Stella Art Foundation presents an exhibition by Yuri Albert which is a part of the final part series of the “triad” of projects put on show by the Cupid Creative Association on the Foundation’s premises (the second part of the project was on show in 2011-2012). Each part of the triad comprises a group exhibition and a solo exhibition by one of its members, in this case, by Yuri Albert.
This is how Yuri Albert describes his project: “In some sense, this installation further explores the theme taken up by my pieces made of ashes of book or the Elitist Democratic Art series: what is the content of abstract paintings — or any works of art, for that matter? What does an artist mean or is able to tell by them? And what do the viewers see on them?”

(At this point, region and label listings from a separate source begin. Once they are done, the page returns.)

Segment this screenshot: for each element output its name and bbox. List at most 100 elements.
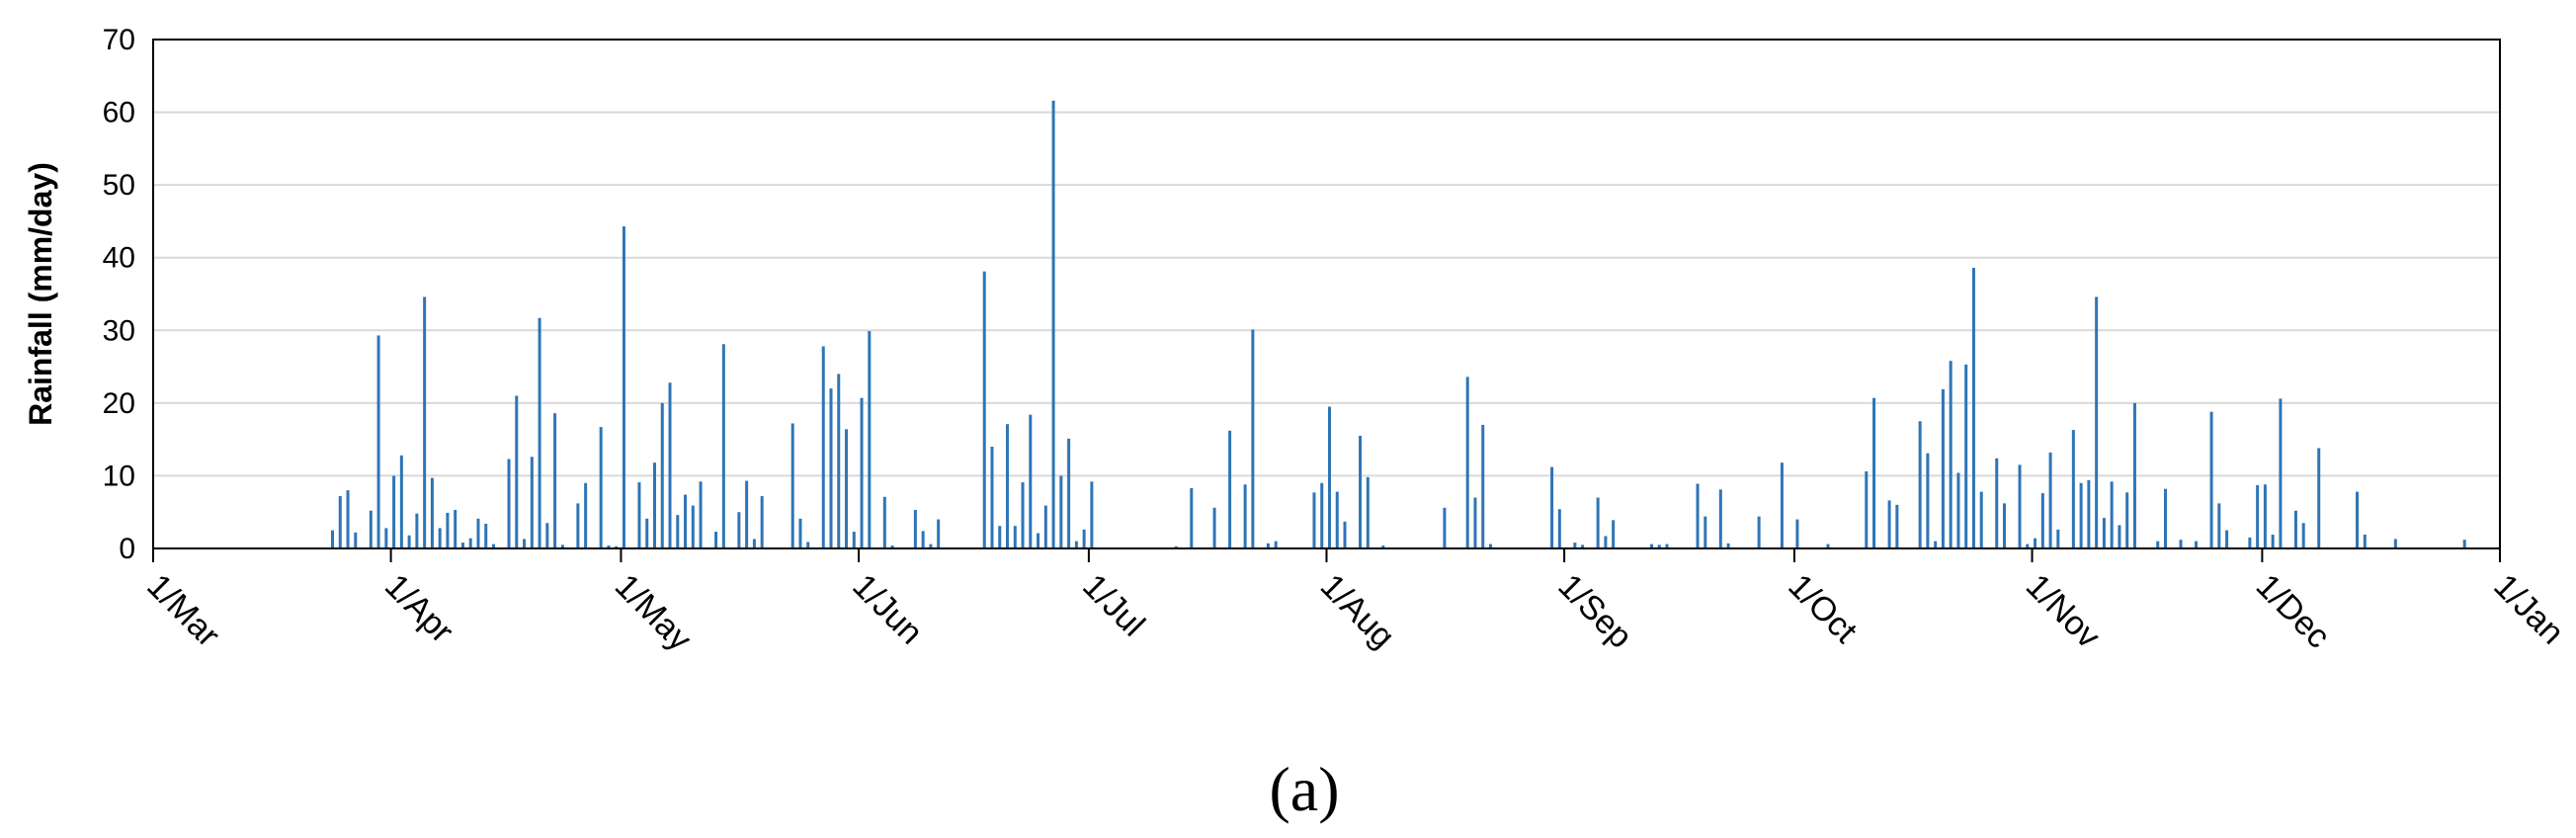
rainfall-bar — [430, 477, 434, 548]
x-tick-label: 1/Dec — [2249, 567, 2338, 656]
rainfall-bar — [530, 457, 534, 548]
rainfall-bar — [1328, 406, 1331, 548]
rainfall-bar — [882, 496, 886, 548]
rainfall-bar — [1865, 471, 1869, 548]
rainfall-bar — [1550, 466, 1554, 548]
rainfall-bar — [484, 523, 488, 548]
rainfall-bar — [837, 374, 841, 548]
rainfall-bar — [1995, 458, 1999, 548]
rainfall-bar — [1649, 544, 1653, 548]
rainfall-bar — [2040, 493, 2044, 548]
rainfall-bar — [331, 530, 335, 548]
rainfall-bar — [2195, 541, 2199, 548]
rainfall-bar — [2110, 481, 2114, 548]
rainfall-bar — [1251, 329, 1255, 548]
rainfall-bar — [354, 532, 358, 548]
rainfall-bar — [538, 317, 541, 548]
rainfall-bar — [1956, 472, 1960, 548]
rainfall-bar — [2079, 482, 2083, 548]
rainfall-bar — [829, 388, 833, 548]
rainfall-bar — [1021, 482, 1025, 548]
rainfall-bar — [553, 413, 557, 548]
rainfall-bar — [1612, 520, 1616, 548]
rainfall-bar — [346, 490, 350, 548]
rainfall-bar — [399, 455, 403, 548]
rainfall-bar — [2118, 525, 2121, 548]
x-tick-label: 1/Jul — [1075, 567, 1152, 644]
rainfall-bar — [523, 539, 527, 548]
rainfall-bar — [652, 462, 656, 548]
rainfall-bar — [384, 528, 388, 548]
rainfall-bar — [492, 544, 496, 548]
rainfall-bar — [1359, 435, 1363, 548]
rainfall-bar — [1335, 491, 1339, 548]
rainfall-bar — [660, 402, 664, 548]
plot-area-frame — [152, 39, 2501, 549]
rainfall-bar — [929, 544, 933, 548]
rainfall-bar — [392, 475, 396, 548]
rainfall-bar — [1228, 430, 1232, 548]
rainfall-bar — [1312, 492, 1316, 548]
rainfall-bar — [721, 344, 725, 548]
rainfall-bar — [1174, 545, 1178, 548]
rainfall-bar — [745, 480, 749, 548]
x-tick-label: 1/Mar — [139, 567, 226, 654]
rainfall-bar — [1979, 491, 1983, 548]
rainfall-bar — [1581, 545, 1585, 548]
rainfall-bar — [376, 335, 380, 548]
rainfall-bar — [790, 423, 794, 548]
y-axis-label: Rainfall (mm/day) — [23, 162, 58, 426]
rainfall-bar — [2071, 430, 2075, 548]
rainfall-bar — [2034, 538, 2037, 548]
rainfall-bar — [691, 505, 695, 548]
rainfall-bar — [423, 296, 427, 548]
rainfall-bar — [2003, 503, 2007, 548]
rainfall-bar — [1051, 100, 1055, 549]
rainfall-bar — [990, 447, 994, 548]
rainfall-bar — [2102, 518, 2106, 548]
rainfall-bar — [1274, 541, 1278, 548]
y-tick-label: 10 — [103, 460, 135, 492]
rainfall-bar — [860, 397, 864, 548]
x-tick-label: 1/Jan — [2486, 567, 2571, 652]
rainfall-bar — [2279, 398, 2283, 548]
rainfall-bar — [1718, 489, 1722, 548]
rainfall-bar — [1059, 475, 1063, 548]
rainfall-bar — [560, 545, 564, 548]
y-axis: 0 10 20 30 40 50 60 70 — [103, 24, 135, 565]
rainfall-bar — [1006, 424, 1010, 548]
rainfall-bar — [806, 542, 810, 548]
rainfall-bar — [1703, 516, 1707, 548]
rainfall-bar — [937, 519, 941, 548]
rainfall-bar — [1557, 509, 1561, 548]
rainfall-bar — [1696, 483, 1700, 548]
rainfall-bar — [1243, 484, 1247, 548]
rainfall-bar — [615, 545, 619, 548]
rainfall-bar — [2125, 492, 2129, 548]
y-tick-label: 60 — [103, 97, 135, 129]
x-axis: 1/Mar 1/Apr 1/May 1/Jun 1/Jul 1/Aug 1/Sep 1/Oct… — [139, 548, 2571, 658]
rainfall-bar — [415, 513, 419, 548]
y-tick-label: 20 — [103, 387, 135, 420]
rainfall-bar — [1343, 521, 1347, 548]
rainfall-bar — [1366, 476, 1370, 548]
rainfall-bar — [476, 518, 480, 548]
rainfall-bar — [890, 545, 894, 548]
rainfall-bar — [2179, 540, 2183, 548]
rainfall-bar — [1381, 545, 1385, 548]
rainfall-bar — [2095, 296, 2099, 548]
rainfall-bar — [1887, 500, 1891, 548]
rainfall-bar — [2317, 448, 2321, 548]
rainfall-bar — [2209, 411, 2213, 548]
rainfall-bar — [584, 482, 588, 548]
rainfall-bar — [1657, 545, 1661, 548]
rainfall-bar — [507, 459, 511, 548]
rainfall-bar — [868, 331, 872, 548]
x-tick-label: 1/Apr — [377, 567, 460, 650]
rainfall-bar — [913, 510, 917, 548]
rainfall-bar — [545, 523, 549, 548]
rainfall-bar — [1934, 541, 1938, 548]
rainfall-bar — [2393, 539, 2397, 548]
rainfall-bar — [684, 494, 688, 548]
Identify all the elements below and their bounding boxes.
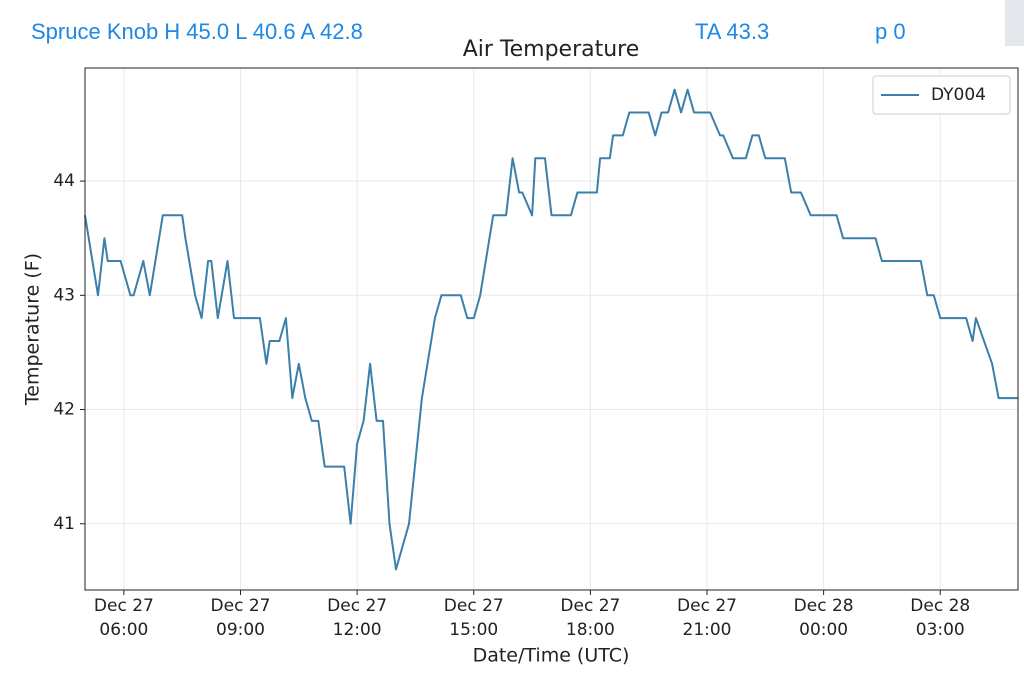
x-tick-label: Dec 27 06:00 <box>94 596 154 640</box>
x-tick-label: Dec 28 00:00 <box>794 596 854 640</box>
chart-title: Air Temperature <box>463 37 640 62</box>
x-tick-label: Dec 27 12:00 <box>327 596 387 640</box>
side-tab[interactable] <box>1005 0 1024 46</box>
legend-label: DY004 <box>931 85 986 105</box>
legend-box <box>872 75 1011 115</box>
ta-value: TA 43.3 <box>695 19 769 44</box>
plot-frame <box>84 67 1019 591</box>
x-tick-label: Dec 27 21:00 <box>677 596 737 640</box>
data-line <box>84 88 1018 571</box>
y-axis-label: Temperature (F) <box>22 253 44 406</box>
y-tick-label: 44 <box>53 171 75 191</box>
y-tick-label: 43 <box>53 285 75 305</box>
y-tick-label: 42 <box>53 400 75 420</box>
y-tick-label: 41 <box>53 514 75 534</box>
x-tick-label: Dec 27 18:00 <box>560 596 620 640</box>
x-tick-label: Dec 27 15:00 <box>444 596 504 640</box>
x-tick-label: Dec 27 09:00 <box>211 596 271 640</box>
station-summary: Spruce Knob H 45.0 L 40.6 A 42.8 <box>31 19 363 44</box>
p-value: p 0 <box>875 19 906 44</box>
x-axis-label: Date/Time (UTC) <box>473 645 630 667</box>
x-tick-label: Dec 28 03:00 <box>910 596 970 640</box>
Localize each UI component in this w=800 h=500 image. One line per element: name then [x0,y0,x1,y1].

By his project Yuri Albert, as would befit a Russian artist, remorselessly sets before the public a huge range of questions concerning the nature of not only abstract art or art of modernism, but of any art. And he does it in a form of a deceptively democratic “amusement ride” which is impossible without the viewer’s direct involvement. Yuri Albert splits the exhibition space into the public/artistic and personal/workaday area. The main exhibition hall is reserved for the former. What is put up on show here are symbols of “high art”: large white canvases operating as empty containers intended to be “filled” by the viewers themselves who happily go without any artist. The latter area is located in the adjoining, much more unpretentious room featuring numerous texts from the authors’ social networks posts. This way, the public and the artist flip their roles: the public creates the art and is responsible for its contents, while the artist quietly lives his private life, reflecting on this life — including art, of course. Both the public fully engaged in the art production process and the artist reflecting on life with art are only busy writing texts rather than doing any painting.
It is true, the exhibition features one small piece actually painted by artist Yuri Albert himself. It represents the poet Pushkin, a palette and, most importantly, a brush in his hand, who, one might guess, uses the brush to write his poems instead of the quill. This painting, is, maybe, a clue to the whole project.
Yuri Albert (born in 1959 in Moscow). One of the leading representatives of the second generation of the Moscow Conceptual School. In 1974-1977 he was tutored by Ekaterina Arnold, in 1977-1980, studied at the Art and Graphics Department of Moscow State Paedagogical Institute. He has been a member of Avant-Garde Artists’ Club (KLAva) since 1987. Yuri Albert lives and works in Cologne (Germany) and Moscow.